Michael Callahan of NASA’s Goddard Space Flight Center in Greenbelt,
Md., a co-author on the paper.
The
Tagish Lake meteorites are rich in carbon and, like other meteorites of
this type, the team discovered the fragments contained an assortment of
organic matter including amino acids, which are the building blocks of
proteins. Proteins are used by life to build structures like hair and
nails, and to speed up or regulate chemical reactions. What’s new is
that the team found different pieces had greatly differing amounts of
amino acids.
“We
see that some pieces have 10 to 100 times the amount of specific amino
acids than other pieces,” said Dr. Daniel Glavin of NASA Goddard, also a
co-author on the Science paper. “We’ve never seen this kind of
variability from a single parent asteroid before. Only one other
meteorite fall, called Almahata Sitta, matches Tagish Lake in terms of
diversity, but it came from an asteroid that appears to be a mash-up of
many different asteroids.”
By
identifying the different minerals present in each fragment, the team
was able to see how much each had been altered by water. They found that
various fragments had been exposed to different amounts of water, and
suggest that water alteration may account for the diversity in amino
acid production.
“Our
research provides new insights into the role that water plays in the
modification of pre-biotic molecules on asteroids,” said Herd. “Our
results provide perhaps the first clear evidence that water percolating
through the asteroid parent body caused some molecules to be formed and
others destroyed. The Tagish Lake meteorite provides a unique window
into what was happening to organic molecules on asteroids
four-and-a-half billion years ago, and the pre-biotic chemistry
involved.”
If
the variability in Tagish Lake turns out to be common, it shows
researchers have to be careful in deciding whether meteorites delivered
enough bio-molecules to help jump-start life, according to the team.
“Biochemical
reactions are concentration dependent,” says Callahan. “If you’re below
the limit, you’re toast, but if you’re above it, you’re OK. One
meteorite might have levels below the limit, but the diversity in Tagish
Lake shows that collecting just one fragment might not be enough to get
the whole story.”
Although
the meteorites were the most pristine ever recovered, there is still
some chance of contamination though contact with the air and surface.
However, in one fragment, the amino acid abundances were high enough to
show they were made in space by analyzing their isotopes.
Isotopes
are versions of an element with different masses; for example, carbon
13 is a heavier, and less common, variety of carbon.
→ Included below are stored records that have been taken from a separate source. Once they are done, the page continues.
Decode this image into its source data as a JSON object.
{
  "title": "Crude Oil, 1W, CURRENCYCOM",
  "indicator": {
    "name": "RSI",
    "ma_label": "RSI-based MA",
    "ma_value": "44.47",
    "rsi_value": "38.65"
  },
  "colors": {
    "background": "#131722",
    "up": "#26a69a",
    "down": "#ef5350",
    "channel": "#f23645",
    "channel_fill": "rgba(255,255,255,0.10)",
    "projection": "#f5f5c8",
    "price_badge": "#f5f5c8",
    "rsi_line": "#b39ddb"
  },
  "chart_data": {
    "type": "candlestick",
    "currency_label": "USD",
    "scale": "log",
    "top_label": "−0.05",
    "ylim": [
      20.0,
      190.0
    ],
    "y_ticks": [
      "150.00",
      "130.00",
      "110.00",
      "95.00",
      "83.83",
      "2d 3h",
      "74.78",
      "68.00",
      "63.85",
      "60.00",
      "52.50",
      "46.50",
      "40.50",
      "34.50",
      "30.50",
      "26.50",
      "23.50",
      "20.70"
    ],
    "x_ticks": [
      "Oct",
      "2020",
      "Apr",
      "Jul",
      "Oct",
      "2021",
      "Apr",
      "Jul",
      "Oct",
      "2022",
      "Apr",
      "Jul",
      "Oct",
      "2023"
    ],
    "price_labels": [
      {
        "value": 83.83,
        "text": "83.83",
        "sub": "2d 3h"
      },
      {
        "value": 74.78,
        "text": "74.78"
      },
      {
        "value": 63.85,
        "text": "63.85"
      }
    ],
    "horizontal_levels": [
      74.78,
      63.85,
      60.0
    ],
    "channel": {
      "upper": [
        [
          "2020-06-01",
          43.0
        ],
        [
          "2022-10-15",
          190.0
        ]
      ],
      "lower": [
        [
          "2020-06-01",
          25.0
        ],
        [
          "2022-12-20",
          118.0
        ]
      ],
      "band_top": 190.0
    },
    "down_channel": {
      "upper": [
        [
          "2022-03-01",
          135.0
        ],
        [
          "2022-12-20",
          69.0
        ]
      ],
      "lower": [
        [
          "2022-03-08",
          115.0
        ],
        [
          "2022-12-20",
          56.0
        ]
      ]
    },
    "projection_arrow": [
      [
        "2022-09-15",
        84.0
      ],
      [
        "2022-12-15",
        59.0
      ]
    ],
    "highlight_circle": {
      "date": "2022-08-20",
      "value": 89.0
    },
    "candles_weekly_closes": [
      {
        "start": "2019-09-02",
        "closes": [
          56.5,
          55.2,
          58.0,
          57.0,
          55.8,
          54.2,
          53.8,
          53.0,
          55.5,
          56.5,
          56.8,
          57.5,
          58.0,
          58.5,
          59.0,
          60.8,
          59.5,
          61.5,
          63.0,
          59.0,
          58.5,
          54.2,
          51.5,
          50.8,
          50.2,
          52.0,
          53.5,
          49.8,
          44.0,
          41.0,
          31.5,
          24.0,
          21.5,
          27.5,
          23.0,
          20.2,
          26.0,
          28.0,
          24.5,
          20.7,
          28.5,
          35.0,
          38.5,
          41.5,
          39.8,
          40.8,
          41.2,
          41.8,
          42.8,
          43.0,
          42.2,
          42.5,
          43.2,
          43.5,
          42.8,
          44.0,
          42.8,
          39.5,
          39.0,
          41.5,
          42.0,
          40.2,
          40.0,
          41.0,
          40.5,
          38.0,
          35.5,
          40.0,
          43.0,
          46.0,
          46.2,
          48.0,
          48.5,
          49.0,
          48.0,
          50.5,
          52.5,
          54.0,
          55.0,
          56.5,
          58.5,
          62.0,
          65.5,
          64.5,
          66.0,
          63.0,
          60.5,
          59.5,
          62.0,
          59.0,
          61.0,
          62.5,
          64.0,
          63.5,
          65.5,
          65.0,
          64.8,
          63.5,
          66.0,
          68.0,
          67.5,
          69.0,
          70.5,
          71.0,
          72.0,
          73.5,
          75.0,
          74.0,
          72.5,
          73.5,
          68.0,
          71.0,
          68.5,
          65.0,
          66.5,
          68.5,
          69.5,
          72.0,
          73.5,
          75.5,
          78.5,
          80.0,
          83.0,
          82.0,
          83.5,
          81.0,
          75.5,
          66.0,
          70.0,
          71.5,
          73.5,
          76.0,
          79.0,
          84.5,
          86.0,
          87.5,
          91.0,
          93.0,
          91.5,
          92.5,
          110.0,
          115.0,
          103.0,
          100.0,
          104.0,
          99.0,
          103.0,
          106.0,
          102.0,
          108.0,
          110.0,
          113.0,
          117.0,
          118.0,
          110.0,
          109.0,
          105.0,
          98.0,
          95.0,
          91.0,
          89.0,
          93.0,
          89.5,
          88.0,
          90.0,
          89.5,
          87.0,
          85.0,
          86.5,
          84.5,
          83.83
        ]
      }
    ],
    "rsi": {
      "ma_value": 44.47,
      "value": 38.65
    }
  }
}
Since the chemistry
of life prefers lighter isotopes, amino acids enriched in the heavier
carbon 13 were likely created in space.
“We
found that the amino acids in a fragment of Tagish Lake were enriched
in carbon 13, indicating they were probably created by non-biological
processes in the parent asteroid,” said Dr. Jamie Elsila of NASA
Goddard, a co-author on the paper who performed the isotopic analysis.
The team consulted researchers at the Goddard Astrobiology Analytical Lab
for their expertise with the difficult analysis. “We specialize in
extraterrestrial amino acid and organic matter analysis,” said Dr. Jason
Dworkin, a co-author on the paper who leads the Goddard laboratory. “We
have top-flight, extremely sensitive equipment and the meticulous
techniques necessary to make such precise measurements. We plan to
refine our techniques with additional challenging assignments so we can
apply them to the OSIRIS-REx asteroid sample return mission.”
OSIRIS-REx (Origins, Spectral Interpretation, Resource Identification, Security — Regolith Explorer)
is a Goddard-managed mission, led by the University of Arizona, that
will be launched toward asteroid “1999 RQ36” in 2016 and return a sample
to Earth in 2023. The OSIRIS-REx team is led by Dr. Michael Drake,
Director of the University of Arizona’s Lunar and Planetary Laboratory.
The
Tagish Lake research was funded by the Natural Sciences and Engineering
Research Council of Canada, the Alberta Ingenuity Fund, and NASA.